[He can feel the other Doctor's fingertips on his temples, hot where they make contact with the telepathic connection points, and then all sensation ceases when the sound of drums fills his head.]
[They're loud, and they're insistent, and they send him reeling for a moment until he can see past them at the man behind the drums. He's open, inviting him into his mind as he himself is inviting the other man. And he doesn't waste any time.
The Time War, and the choice that ended it. It's there suddenly, all the horror and the hate and the guilt of that moment, and it takes the Doctor's breath away. But the other is moving on, almost brushing it off like it's nothing, like it's only the first horror of many. He is going down a different path than the one the Doctor took himself, and for a short moment, the Doctor wonders if following him isn't madness. He's here, though, and there's no going back, so follow him he does.
Down that path lies loneliness. The Doctor has known loneliness, but never this strong, never this insistent. It's a chosen loneliness becoming a forced one, getting more necessary and irreversible with every hour that passes. Oh, he remembers this, he remembers being here, but he also remembers that it stopped when an average human girl had, maybe out of understanding or maybe out of ignorance, broken down the walls and made him feel again.

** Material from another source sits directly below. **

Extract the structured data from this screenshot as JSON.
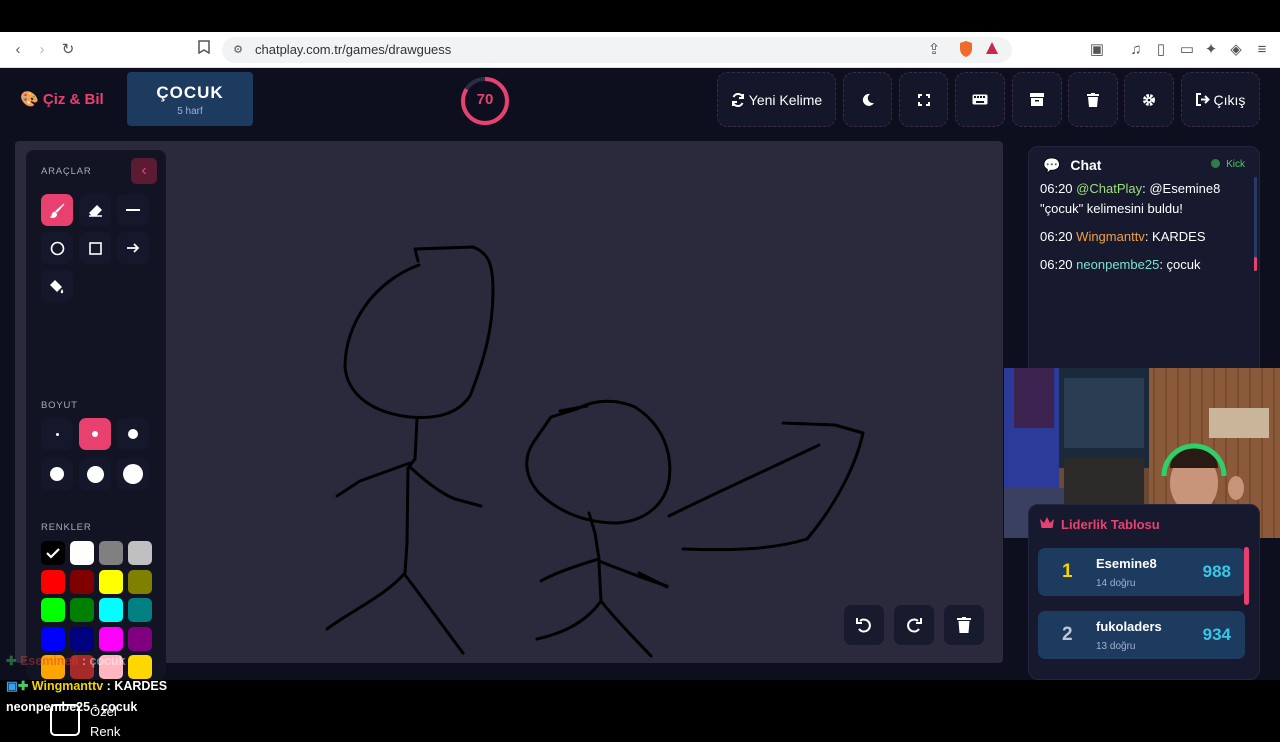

Not so for this Doctor. There's hate, there's loneliness, and there's the War, the War that never ends, the War that goes on and on in his head and his heart, poisoning him from the inside. When he kills the Dalek, the Doctor is not at all surprised; he himself nearly would have, if not for the innocence of a young, human mind to stop him. Instead of the warmth of a connection to another, this Doctor finds the drums.
Earth. The hurt of the loss is physical, it tears his hearts out. The other's ability to feel had been dulled at that point; it had hurt him, but the strong, solid walls that hadn't been chipped away at and eventually broken down protect the innermost part of himself. At what price, though. He's reborn, and there's a moment of ignorance, a moment of clarity and newness, before the past weighs down and drags him back to his old self. It makes the Doctor want to scream; this is wrong, so wrong, this is not how it's supposed to be. But he's an observer of things long past, and there is nothing he can do.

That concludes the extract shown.